Helion’s flame was a pure, blinding white.

It burned the Suriel into ashes within a heartbeat.

“Come,” Helion said again, extending a hand. “Let’s get you to the camp.”

It was the kindness in his voice that cracked my chest. But I took Helion’s hand.

As warm light whisked us away, I could have sworn that the pile of ashes was stirred by a phantom wind.

CHAPTER

61

Helion winnowed me into the camp. Right into Rhys’s war-tent.

My mate was pale. Blood-splattered and filthy, from his skin to his armor to his hair.

I opened my mouth—to ask how the battle had gone, to say what had happened, I don’t know.

But Rhys just reached for me, folding me into his chest.

And at the smell and warmth and solidity of him … I began weeping again.

I didn’t know who was in the tent. Who had survived the battle. But they all left.

Left, while my mate held me, rocking me gently, as I cried and cried.

He only told me what had happened when my tears had quieted. When he’d washed the Suriel’s black blood from my hands, my face.

I was out of the tent a heartbeat later, charging through the mud, dodging exhausted and weary soldiers. Rhys was a step behind me, but said nothing as I shoved through flaps of another tent and took stock of what and who was before me.

Mor and Azriel were standing before the cot, monitoring every move the healer sitting beside it made.

As she held her glowing hands over Cassian.

I understood then—the quiet Cassian had once mentioned to me.

It was now in my head as I looked at his muddy, pained face—pained, even in unconsciousness. As I heard his labored, wet breathing.

As I beheld the slice curving up from his navel to the bottom of his sternum. The split flesh. The blood—mostly just a trickle.

I swayed—only for Rhys to grip me beneath the elbows.

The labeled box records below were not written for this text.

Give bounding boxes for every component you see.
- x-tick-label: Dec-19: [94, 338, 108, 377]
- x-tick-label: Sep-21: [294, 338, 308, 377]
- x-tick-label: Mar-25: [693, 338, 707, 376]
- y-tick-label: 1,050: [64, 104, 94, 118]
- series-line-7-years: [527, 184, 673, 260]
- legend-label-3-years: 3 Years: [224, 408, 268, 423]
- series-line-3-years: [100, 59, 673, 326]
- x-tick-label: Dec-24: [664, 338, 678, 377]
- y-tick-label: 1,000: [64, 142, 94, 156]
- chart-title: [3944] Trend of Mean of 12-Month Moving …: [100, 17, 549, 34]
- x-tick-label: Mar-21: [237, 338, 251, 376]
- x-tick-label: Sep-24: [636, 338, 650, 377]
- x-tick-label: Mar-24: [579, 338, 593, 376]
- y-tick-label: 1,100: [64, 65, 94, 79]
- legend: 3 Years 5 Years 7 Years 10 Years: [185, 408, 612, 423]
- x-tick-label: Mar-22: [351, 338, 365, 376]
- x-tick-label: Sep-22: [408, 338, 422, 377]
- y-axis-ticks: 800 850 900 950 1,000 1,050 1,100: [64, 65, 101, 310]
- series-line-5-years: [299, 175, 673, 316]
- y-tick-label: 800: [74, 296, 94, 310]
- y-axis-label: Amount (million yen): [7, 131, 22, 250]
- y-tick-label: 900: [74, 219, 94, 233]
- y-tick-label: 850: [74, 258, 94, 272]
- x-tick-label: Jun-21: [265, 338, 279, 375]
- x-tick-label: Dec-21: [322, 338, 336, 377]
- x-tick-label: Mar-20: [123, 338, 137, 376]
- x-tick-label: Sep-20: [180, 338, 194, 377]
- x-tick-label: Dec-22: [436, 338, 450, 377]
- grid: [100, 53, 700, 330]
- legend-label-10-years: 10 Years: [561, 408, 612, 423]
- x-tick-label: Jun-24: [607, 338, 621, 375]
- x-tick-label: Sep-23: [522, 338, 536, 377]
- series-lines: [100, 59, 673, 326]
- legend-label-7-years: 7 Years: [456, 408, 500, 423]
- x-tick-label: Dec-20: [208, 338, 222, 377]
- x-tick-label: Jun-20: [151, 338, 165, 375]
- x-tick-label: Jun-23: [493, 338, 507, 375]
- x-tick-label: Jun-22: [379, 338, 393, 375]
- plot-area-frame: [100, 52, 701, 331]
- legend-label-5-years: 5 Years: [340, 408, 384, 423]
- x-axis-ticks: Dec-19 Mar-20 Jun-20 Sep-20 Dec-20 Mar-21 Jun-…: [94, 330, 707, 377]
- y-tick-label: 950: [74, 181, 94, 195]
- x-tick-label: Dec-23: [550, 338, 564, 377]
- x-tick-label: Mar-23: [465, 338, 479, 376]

The healer didn’t turn to look at me as her brow bunched in concentration, hands flaring with white light. Beneath them—slowly, the lips of the wound reached toward each other.

If it was this bad now—

“How,” I rasped. Rhys had told me three things a moment ago:

We’d won—barely. Tarquin had again decided what to do with any survivors. And Cassian had been gravely injured.